Initially, the system remains in an Off state until the designated start time, entering Standby mode with an ambient temperature set to 30 °C to conserve energy. Once a registered user is recognized, the temperature is adjusted to their preferred level. In cases where multiple users are present, the system calculates the average of their preferred temperatures. The FPN controller ensures that the AC unit is turned Off when a predefined time limit is reached.
Simulations conducted using two types of compressors, a convertible-frequency AC compressor and a fixed-frequency compressor, demonstrate the effectiveness of the proposed system. Evaluation of the system reveals significant energy savings, with the FPN model and the convertible-frequency compressor reducing energy consumption by 94% (45 Wh). When only using the PN model a 25% reduction in energy consumption (210 Wh) is achieved, while employing a fixed-frequency compressor leads to a 40% increase in energy usage (345 Wh).
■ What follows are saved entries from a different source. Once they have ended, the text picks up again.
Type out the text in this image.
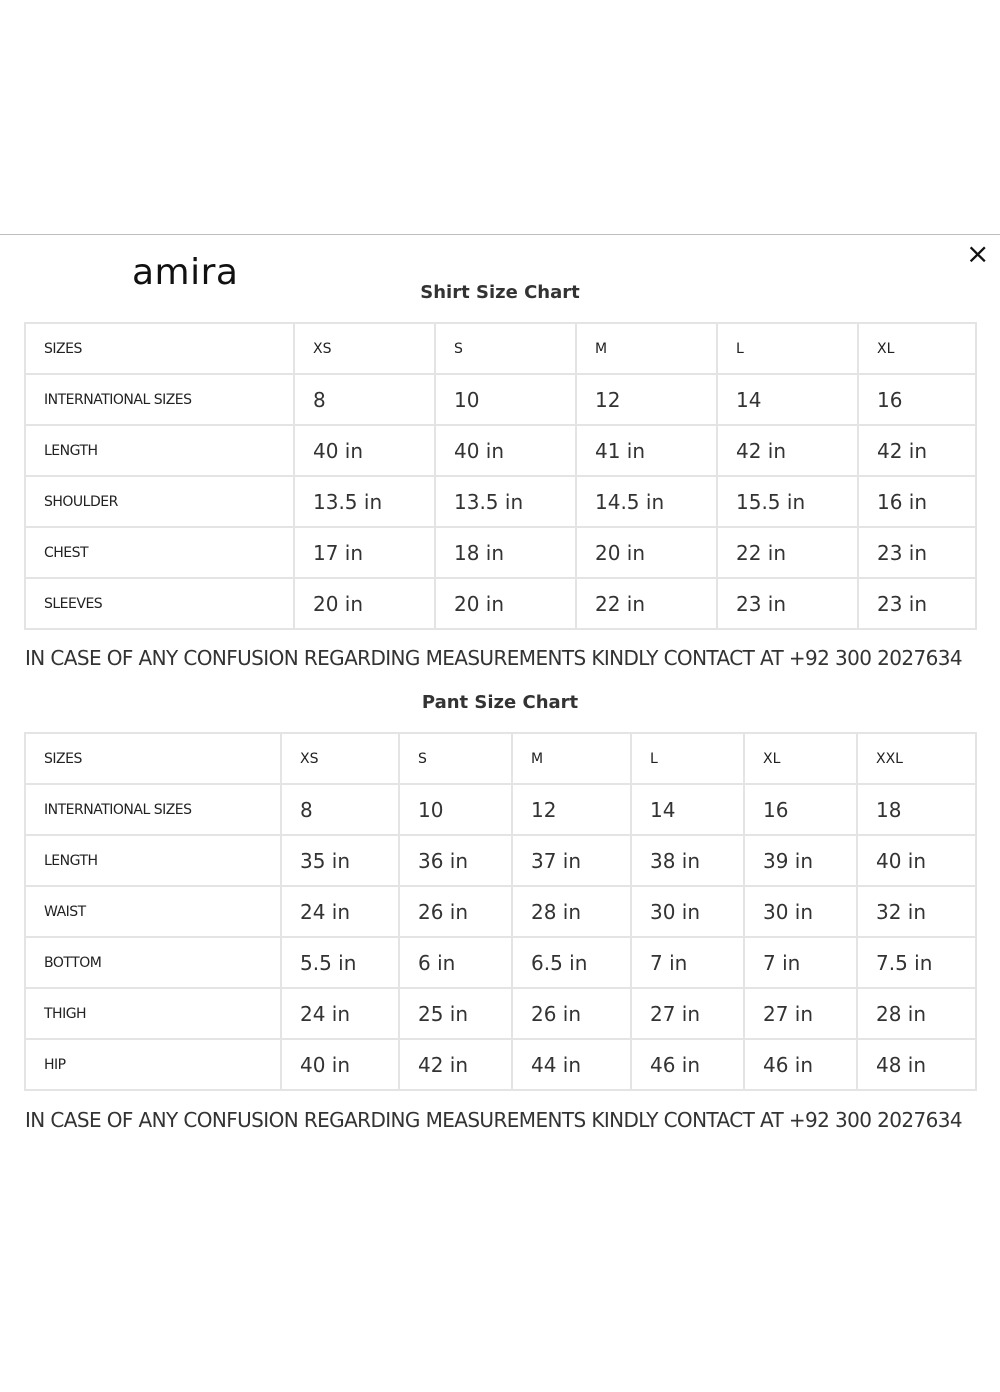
amira	×
Shirt Size Chart
SIZES	XS	S	M	L	XL
INTERNATIONAL SIZES	8	10	12	14	16
LENGTH	40 in	40 in	41 in	42 in	42 in
SHOULDER	13.5 in	13.5 in	14.5 in	15.5 in	16 in
CHEST	17 in	18 in	20 in	22 in	23 in
SLEEVES	20 in	20 in	22 in	23 in	23 in
IN CASE OF ANY CONFUSION REGARDING MEASUREMENTS KINDLY CONTACT AT +92 300 2027634
Pant Size Chart
SIZES	XS	S	M	L	XL	XXL
INTERNATIONAL SIZES	8	10	12	14	16	18
LENGTH	35 in	36 in	37 in	38 in	39 in	40 in
WAIST	24 in	26 in	28 in	30 in	30 in	32 in
BOTTOM	5.5 in	6 in	6.5 in	7 in	7 in	7.5 in
THIGH	24 in	25 in	26 in	27 in	27 in	28 in
HIP	40 in	42 in	44 in	46 in	46 in	48 in
IN CASE OF ANY CONFUSION REGARDING MEASUREMENTS KINDLY CONTACT AT +92 300 2027634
The incorporation of FL into the PN model proves highly advantageous, effectively reducing energy consumption by half.
In conclusion, this research presents a framework that effectively utilizes FL to improve the performance of a PN-based control system for building temperature regulation and energy optimization. The implementation of a facial recognition system and user preferences further enhances user comfort. Future research should focus on exploring the use of alternative control algorithms within the proposed framework, or studying the impact of external factors on energy efficiency. By addressing these areas, new advances can be made in the development of energy-efficient building control systems.